When I posted my cloud idea, it was just that, an idea. The OP was looking for a way to transfer his content from DVR to DVR. I presented a solution. as did you. I see it as healthy dialogue, but who knows what the future may bring.

Have a great day!


----------



## CCarncross (Jul 19, 2005)

If you are running an external drive, its a no-brainer...

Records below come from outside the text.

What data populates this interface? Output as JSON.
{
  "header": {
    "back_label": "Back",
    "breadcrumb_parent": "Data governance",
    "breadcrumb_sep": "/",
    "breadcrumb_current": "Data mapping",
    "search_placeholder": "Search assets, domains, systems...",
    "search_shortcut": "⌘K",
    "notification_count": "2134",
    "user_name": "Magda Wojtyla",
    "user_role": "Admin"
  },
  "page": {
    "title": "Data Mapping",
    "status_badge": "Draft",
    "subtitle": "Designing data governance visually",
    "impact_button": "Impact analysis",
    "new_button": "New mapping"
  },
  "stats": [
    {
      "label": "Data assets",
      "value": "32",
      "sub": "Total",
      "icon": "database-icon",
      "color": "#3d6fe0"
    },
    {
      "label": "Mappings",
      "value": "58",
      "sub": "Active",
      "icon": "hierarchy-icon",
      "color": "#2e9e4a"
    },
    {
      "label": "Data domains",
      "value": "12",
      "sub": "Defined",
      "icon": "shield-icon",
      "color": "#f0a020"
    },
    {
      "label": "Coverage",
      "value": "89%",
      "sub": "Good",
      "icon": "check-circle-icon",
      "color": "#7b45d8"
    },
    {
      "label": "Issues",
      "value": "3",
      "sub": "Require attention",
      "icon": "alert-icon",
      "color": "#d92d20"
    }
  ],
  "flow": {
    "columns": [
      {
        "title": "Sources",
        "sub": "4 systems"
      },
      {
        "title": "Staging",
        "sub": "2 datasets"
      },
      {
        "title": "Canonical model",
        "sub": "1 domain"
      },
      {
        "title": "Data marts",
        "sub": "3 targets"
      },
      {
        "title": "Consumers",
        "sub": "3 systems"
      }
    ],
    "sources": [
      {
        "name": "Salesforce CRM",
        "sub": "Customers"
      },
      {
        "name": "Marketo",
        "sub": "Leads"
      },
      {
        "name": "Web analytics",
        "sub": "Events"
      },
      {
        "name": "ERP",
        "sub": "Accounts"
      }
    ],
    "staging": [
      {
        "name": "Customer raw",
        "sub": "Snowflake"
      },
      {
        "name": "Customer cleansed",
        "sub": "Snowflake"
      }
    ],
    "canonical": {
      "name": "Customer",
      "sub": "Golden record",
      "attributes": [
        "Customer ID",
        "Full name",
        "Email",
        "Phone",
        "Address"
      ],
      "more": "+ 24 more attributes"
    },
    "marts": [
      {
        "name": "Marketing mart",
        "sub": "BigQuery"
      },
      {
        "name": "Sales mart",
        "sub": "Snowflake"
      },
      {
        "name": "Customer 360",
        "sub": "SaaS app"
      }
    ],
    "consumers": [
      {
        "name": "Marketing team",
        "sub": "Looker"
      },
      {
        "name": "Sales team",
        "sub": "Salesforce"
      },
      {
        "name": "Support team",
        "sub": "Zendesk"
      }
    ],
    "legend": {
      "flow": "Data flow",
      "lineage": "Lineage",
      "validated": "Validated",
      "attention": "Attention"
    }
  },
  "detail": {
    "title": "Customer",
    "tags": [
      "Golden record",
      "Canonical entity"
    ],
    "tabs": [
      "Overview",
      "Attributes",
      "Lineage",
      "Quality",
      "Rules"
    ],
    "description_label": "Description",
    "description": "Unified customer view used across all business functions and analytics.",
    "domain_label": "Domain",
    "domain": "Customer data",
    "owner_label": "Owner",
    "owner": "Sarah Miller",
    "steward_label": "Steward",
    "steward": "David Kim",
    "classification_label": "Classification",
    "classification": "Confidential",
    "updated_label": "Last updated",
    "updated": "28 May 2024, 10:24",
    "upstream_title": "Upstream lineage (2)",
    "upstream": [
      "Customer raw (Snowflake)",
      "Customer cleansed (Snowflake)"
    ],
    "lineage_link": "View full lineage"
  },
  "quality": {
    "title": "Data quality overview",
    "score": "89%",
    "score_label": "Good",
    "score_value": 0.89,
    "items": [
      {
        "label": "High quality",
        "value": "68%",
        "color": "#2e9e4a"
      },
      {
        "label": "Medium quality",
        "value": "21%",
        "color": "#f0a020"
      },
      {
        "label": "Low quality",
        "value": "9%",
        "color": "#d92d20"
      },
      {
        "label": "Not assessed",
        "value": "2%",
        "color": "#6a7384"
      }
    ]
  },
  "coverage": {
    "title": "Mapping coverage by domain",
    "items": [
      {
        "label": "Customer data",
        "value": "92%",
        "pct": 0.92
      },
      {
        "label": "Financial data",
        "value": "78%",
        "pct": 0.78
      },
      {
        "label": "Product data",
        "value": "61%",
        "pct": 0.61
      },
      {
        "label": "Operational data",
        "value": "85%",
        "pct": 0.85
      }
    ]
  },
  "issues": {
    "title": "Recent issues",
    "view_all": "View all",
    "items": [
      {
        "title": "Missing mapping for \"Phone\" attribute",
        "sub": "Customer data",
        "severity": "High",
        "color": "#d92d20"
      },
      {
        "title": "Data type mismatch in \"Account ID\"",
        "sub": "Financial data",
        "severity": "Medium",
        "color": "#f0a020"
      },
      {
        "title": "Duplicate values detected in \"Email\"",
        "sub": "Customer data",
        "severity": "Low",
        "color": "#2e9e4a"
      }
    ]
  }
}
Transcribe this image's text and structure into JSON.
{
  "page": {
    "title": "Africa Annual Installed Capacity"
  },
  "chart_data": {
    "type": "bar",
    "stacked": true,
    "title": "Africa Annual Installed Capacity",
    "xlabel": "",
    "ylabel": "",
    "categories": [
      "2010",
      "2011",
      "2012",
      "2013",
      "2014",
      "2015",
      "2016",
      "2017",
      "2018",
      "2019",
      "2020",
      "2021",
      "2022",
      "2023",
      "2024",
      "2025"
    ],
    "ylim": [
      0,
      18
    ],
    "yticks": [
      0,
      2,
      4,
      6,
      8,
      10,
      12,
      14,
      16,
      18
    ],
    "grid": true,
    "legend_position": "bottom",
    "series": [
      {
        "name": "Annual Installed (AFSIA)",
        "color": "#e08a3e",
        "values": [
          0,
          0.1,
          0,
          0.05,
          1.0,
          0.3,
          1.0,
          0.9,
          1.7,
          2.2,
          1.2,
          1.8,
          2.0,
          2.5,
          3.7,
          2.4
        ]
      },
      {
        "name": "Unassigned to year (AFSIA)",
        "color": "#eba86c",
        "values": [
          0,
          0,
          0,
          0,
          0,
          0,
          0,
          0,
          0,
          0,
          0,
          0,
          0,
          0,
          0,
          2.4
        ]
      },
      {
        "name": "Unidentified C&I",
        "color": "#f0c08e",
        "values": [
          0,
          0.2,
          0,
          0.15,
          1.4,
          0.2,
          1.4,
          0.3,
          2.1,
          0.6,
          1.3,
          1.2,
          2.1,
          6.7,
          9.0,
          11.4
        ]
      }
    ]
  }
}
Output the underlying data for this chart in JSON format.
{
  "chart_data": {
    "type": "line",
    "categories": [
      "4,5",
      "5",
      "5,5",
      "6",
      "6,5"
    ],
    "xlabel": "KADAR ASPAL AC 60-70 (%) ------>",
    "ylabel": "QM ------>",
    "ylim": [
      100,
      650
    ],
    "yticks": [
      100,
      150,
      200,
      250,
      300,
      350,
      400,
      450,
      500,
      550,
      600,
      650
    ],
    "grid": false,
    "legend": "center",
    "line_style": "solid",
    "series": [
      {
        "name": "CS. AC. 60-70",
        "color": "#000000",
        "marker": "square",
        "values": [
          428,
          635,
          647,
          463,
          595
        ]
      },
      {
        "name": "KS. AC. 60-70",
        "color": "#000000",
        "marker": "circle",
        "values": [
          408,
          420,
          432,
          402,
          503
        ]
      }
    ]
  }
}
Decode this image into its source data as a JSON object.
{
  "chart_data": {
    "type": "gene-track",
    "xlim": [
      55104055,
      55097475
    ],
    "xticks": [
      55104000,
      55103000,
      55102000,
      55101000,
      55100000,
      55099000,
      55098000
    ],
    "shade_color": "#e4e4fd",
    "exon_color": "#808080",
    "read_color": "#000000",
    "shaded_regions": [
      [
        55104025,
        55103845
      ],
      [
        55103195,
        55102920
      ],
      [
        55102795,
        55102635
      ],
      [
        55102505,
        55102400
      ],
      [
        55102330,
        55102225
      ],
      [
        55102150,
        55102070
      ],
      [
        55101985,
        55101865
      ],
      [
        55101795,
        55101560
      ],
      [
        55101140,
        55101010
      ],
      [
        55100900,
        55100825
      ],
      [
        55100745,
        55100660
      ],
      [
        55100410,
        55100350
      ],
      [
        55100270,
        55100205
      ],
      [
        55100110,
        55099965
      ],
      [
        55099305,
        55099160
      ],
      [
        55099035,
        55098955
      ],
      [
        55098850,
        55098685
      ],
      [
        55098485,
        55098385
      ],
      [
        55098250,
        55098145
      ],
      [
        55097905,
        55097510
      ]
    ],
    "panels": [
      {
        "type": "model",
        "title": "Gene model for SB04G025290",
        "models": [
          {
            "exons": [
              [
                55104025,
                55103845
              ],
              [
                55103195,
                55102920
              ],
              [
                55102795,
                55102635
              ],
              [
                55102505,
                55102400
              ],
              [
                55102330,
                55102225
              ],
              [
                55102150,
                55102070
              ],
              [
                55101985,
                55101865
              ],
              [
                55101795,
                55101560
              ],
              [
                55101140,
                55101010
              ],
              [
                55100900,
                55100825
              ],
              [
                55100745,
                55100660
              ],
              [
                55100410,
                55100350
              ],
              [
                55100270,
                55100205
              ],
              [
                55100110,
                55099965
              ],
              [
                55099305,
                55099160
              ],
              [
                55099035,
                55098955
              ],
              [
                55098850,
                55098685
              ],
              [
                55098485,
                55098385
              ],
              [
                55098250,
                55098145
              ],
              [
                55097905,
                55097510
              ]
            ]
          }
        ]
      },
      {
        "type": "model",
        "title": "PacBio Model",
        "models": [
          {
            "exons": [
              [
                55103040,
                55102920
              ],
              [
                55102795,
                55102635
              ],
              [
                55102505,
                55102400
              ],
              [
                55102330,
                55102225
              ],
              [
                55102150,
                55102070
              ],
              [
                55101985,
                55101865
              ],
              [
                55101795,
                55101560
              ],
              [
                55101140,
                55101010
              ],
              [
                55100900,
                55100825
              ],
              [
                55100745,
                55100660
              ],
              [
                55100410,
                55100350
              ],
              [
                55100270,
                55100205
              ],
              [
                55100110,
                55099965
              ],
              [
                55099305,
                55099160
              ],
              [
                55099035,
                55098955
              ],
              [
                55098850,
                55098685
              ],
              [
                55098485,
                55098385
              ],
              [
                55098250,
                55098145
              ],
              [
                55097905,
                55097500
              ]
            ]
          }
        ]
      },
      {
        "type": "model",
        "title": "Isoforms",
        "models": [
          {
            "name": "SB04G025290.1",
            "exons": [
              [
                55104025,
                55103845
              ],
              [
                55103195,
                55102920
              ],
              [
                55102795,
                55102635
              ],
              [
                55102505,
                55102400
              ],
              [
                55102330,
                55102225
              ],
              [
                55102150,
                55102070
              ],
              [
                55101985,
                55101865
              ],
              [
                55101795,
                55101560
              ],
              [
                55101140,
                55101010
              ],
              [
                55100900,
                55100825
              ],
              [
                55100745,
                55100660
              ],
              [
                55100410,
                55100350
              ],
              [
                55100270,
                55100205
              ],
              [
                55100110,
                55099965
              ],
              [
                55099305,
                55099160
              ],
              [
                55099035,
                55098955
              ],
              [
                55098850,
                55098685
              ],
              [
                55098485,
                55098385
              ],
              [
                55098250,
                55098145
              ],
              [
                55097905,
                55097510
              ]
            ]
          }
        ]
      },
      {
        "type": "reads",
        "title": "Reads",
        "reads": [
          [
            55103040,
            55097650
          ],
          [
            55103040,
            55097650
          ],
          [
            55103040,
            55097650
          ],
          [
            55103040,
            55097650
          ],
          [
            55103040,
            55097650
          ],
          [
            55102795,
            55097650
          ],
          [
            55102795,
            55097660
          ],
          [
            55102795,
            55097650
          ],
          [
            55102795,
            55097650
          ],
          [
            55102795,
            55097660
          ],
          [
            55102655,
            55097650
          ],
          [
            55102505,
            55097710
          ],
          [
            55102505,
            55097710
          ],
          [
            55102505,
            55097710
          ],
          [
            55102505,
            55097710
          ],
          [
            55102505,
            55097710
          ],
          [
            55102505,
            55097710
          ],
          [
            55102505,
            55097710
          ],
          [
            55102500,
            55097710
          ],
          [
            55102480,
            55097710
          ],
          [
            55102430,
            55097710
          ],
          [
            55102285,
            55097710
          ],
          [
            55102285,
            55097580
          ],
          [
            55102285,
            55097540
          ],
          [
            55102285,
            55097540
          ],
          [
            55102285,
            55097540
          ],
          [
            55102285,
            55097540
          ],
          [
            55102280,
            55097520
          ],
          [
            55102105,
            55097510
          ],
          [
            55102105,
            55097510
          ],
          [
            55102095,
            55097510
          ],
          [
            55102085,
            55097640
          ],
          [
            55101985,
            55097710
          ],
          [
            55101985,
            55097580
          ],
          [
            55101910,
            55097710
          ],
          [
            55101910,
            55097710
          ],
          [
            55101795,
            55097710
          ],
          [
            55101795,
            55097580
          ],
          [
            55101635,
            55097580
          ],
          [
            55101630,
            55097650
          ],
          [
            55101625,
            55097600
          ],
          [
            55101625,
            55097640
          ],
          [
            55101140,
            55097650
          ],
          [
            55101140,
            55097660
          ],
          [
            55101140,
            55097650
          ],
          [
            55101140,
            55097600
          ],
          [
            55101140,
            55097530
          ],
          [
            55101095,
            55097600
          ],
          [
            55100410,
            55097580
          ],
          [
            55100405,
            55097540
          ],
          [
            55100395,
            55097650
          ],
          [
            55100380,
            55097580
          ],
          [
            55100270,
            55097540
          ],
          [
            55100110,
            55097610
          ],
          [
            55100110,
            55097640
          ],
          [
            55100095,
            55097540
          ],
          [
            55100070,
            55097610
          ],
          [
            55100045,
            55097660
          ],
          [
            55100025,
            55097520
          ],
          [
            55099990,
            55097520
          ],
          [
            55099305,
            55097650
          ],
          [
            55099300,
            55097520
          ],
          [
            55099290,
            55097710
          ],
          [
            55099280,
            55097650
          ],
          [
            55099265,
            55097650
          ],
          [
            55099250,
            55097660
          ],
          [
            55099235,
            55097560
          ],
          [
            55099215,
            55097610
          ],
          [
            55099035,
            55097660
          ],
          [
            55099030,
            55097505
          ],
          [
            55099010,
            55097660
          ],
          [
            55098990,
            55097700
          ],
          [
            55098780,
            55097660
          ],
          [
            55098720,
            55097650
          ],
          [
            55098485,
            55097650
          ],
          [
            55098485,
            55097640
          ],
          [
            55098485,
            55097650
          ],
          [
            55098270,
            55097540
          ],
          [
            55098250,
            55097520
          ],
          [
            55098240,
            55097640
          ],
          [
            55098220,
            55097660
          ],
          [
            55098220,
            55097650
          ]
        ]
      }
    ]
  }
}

New DVR comes in, hook external up to new dvr...all SL's and settings are maintained, and if you are using OTA, all those OTA recordings will be playable on replacement dvr.


----------



## P Smith (Jul 25, 2002)

allenn said:


> I can respect your opinion, but I respectfully disagree. There is no reason D* could not provide temporary cloud storage for persons needing to save their program content long enough to transfer it to replaced equipment. Apple, Symantec, HP, Sony, Samsung, and Microsoft are a few of the companies moving to cloud computing. The benefits are many, but the cloud facilitates sharing and access to data from any location. My iPhone and iPad can be copied to iCloud, so I can share with family members. It is not a far stretch to think D* would be incorporating cloud computing into their future. Many corporations have replaced their desktop computers with net-terminals (no HDD and minimal storage). In a way, D* has already moved to the cloud with the HR34 and MRV receivers. Yes, this thinking is outside the box.
> 
> You are correct regarding bandwidth, and I will not pretend to know how the named companies plan to address the issue. The ISPs have already begun to address the bandwidth / streaming / downloading issues in various ways including throttling and increased fees.
> 
> ...


I'm not against the idea in general (and I know the trend), adding to that having on hand experience in IT for decade*s*.
But again, it's not realistic today and tomorrow.
I did help a few ppl to restore/save recordings from small-to-big or bad drives and know how painfully long its take with OPTIMIZED *local *HW config: dedicated buses, fastest interfaces, etc.
Adding to that many years of EE jobs (without PHD, what obviously not devaluate theses years  ) what allow me take the process professionally. I would add to the 'pile' my experience in SW development of low level drivers, include non-standard file systems.


----------



## CCarncross (Jul 19, 2005)

Cloud technology even in the Apple world is a friggin' joke... I would need to upload 1.5TB of data if I had a DVR that was going bad, it would take literally weeks to get that much data up and then restore back to new DVR. I can D/L about 1GB of data every 30-40 minutes, but to upload that much, not even possible. Series links, now that would be an entirely different animal, could be backed up in minutes. But the recordings would never work that way.


----------



## RoberMR (Oct 24, 2007)

Boy, lots of good ideas and discussion on this topic.

I am the type of person who likes to keep things simple. what really would be ideal for "User Settings" would be for each box on my account to sync with my DirecTV account on the DirecTV web site. Then the new DVR arrives, I select which "Old DVR" to sync with and voila, I have my Series Manager, favorites, etc. copied down to the new DVR. 

Cheers


----------



## sb999 (Nov 2, 2006)

This. A thousand times this. Our DVRs are nearly always net-connected. We can control them from the Internet - tell them what programs to record and such from Directv's web site or smart phones. No reason they can't receive and store settings from the DVR to be able to restore them if needed for a failure or replacement. Or the data could be stored on a smart phone for that matter. We're not talking content here. At least I'm not. All I care about are the settings.


----------



## harsh (Jun 15, 2003)

Networking is pushed hard, but it isn't required in all situations. It also requires that the new machine and the old machine are on speaking terms (not always the case with a DVR that is being replaced). The age-old suggestion of backing up to "the cloud" could work but it requires an Internet connection where there might not be one.

The "other guys" use a bidirectional remote to store the recording preferences and as long as you back it up before it is to late, it works pretty well. The "other guys" also provide a method of archiving the content for playback on (or transfer to) a new DVR.


----------



## TomCat (Aug 31, 2002)

The best workaround so far is to take photos of the SL list pages. Not great; you still have to recreate them. And if a DVR dies suddenly, its too late. But that idea at least works and is not a pipe dream we are all holding our breath for.

Not a fanboy, but if Apple had bought Tivo and DTV things would be very different by now; probably much more like the vision we have seen on this thread.


----------